Этим маневром красные отрезали единственную дорогу на юг, на Карнаковскую заимку, которая шла именно через падь Суджи (тракт на Ургу красные могли в любой момент закрыть). Сложившиеся положение было чрезвычайно опасно для барона, но само по себе далеко еще не убийственное, потому что Сретенская бригада имела в своих рядах не более 400–420 бойцов. Трагедия заключалась в том, что появление красных кавалеристов в нашем тылу явилось полнейшей неожиданностью для всех чинов унгерновского отряда.
Последний акт троицкосавской трагедии начался тем, что 8 июня советские войска повели энергичное наступление на наш левый фланг, со стороны Ургинского тракта, силами полка пехоты. На северном и восточном участках они ограничивались перестрелкой. Унгерновцы стойко оборонялись и барон, видимо, комбинировал в голове какой-то контрманевр. Но около 8 часов все быстро изменилось после того, как сретенцы открыли из своей засады артиллерийский и ружейный огонь по нашему обозу. В тылу поднялась паника. Обозники порубили постромки повозок и устремились через сопки на юг, без дорог, по кратчайшему направлению. В разбросанных по отдельным вершинам и не связанных между собой сотнях создалось представление, что мы окружены: помилуйте, глубоко в тылу гремит неприятельская артиллерия. Красноармейцы учли наше неустойчивое состояние духа и с удвоенной силой перешли в общее наступление по всему фронту. Унгерновцы начали отходить…

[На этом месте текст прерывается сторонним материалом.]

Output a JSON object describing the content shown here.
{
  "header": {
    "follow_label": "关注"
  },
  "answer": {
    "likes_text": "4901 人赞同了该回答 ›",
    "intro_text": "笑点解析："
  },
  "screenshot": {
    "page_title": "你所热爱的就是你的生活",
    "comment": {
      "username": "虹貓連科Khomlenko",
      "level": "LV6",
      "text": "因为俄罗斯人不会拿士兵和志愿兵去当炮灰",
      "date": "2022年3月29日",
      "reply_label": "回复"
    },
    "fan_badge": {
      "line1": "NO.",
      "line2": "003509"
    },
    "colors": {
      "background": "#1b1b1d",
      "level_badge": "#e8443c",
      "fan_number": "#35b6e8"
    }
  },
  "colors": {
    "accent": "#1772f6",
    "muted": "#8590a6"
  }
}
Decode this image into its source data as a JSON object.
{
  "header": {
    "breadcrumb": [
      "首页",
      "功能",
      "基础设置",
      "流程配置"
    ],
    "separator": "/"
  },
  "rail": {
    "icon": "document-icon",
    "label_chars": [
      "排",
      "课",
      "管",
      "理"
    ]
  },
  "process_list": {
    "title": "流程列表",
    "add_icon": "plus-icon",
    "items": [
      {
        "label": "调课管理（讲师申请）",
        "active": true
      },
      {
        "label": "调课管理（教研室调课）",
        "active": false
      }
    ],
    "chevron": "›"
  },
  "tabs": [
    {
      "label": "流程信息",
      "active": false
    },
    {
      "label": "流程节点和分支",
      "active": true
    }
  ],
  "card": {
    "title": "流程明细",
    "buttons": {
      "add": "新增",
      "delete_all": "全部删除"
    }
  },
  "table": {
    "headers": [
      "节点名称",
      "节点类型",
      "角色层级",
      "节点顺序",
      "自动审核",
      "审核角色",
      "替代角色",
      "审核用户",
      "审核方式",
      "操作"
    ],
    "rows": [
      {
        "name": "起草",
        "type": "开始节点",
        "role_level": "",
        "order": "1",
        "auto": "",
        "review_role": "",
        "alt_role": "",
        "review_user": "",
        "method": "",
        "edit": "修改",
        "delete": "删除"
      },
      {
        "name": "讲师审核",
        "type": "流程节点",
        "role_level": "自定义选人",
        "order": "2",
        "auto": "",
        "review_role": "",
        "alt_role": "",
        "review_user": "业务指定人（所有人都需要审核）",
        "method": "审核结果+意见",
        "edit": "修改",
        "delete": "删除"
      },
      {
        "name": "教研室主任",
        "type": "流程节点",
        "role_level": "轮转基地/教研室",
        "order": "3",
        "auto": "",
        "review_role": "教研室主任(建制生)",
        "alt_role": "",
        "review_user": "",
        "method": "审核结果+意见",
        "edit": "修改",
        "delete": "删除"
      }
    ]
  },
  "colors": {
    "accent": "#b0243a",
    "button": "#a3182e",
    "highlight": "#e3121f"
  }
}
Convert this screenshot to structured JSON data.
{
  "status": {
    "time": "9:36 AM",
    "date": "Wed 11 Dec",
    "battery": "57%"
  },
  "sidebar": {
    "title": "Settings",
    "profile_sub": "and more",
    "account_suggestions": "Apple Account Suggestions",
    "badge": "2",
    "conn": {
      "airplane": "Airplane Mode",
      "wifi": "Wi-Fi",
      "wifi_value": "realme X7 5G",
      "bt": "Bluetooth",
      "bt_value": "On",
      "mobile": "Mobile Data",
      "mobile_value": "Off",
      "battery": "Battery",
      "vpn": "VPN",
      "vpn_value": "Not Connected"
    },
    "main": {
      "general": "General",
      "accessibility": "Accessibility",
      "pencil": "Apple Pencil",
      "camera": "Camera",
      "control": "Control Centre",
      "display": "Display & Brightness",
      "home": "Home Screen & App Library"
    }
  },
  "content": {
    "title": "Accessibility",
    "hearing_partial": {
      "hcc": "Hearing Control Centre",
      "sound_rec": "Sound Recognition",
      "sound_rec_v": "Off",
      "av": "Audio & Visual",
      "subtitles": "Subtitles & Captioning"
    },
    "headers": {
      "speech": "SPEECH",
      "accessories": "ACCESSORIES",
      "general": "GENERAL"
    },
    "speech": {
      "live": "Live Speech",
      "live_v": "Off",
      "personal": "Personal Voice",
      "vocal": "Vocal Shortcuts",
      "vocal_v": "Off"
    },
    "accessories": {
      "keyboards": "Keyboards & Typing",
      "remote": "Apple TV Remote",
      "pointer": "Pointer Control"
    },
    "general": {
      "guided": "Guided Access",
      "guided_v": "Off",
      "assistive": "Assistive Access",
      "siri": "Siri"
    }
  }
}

На некоторых участках отступление приняло беспорядочный характер, но большинство сотен и пулеметчики отходили с боем. В момент катастрофы барон находился в центре своего расположения, возле артиллерийского дивизиона. Возможно, что он принял бы меры к тому, чтобы спасти часть пушек, но получение им слепого ранения в седалищную часть туловища — ранения легкого, но весьма болезненного, отняло у него на время всю энергию.
При отступлении от Троицкосавска мы побросали 6 орудий, несколько пулеметов, весь обоз, денежный ящик, икону Ургинской Божией Матери, до 400 голов рогатого скота, а также всех убитых и раненых. Пленными мы потеряли 100 человек, по преимуществу монголов и китайцев. Невзирая на всевозможные «страсти» в виде обхода, паники и прочего, русские сотни понесли в боях и при отступлении сравнительно ничтожные потери.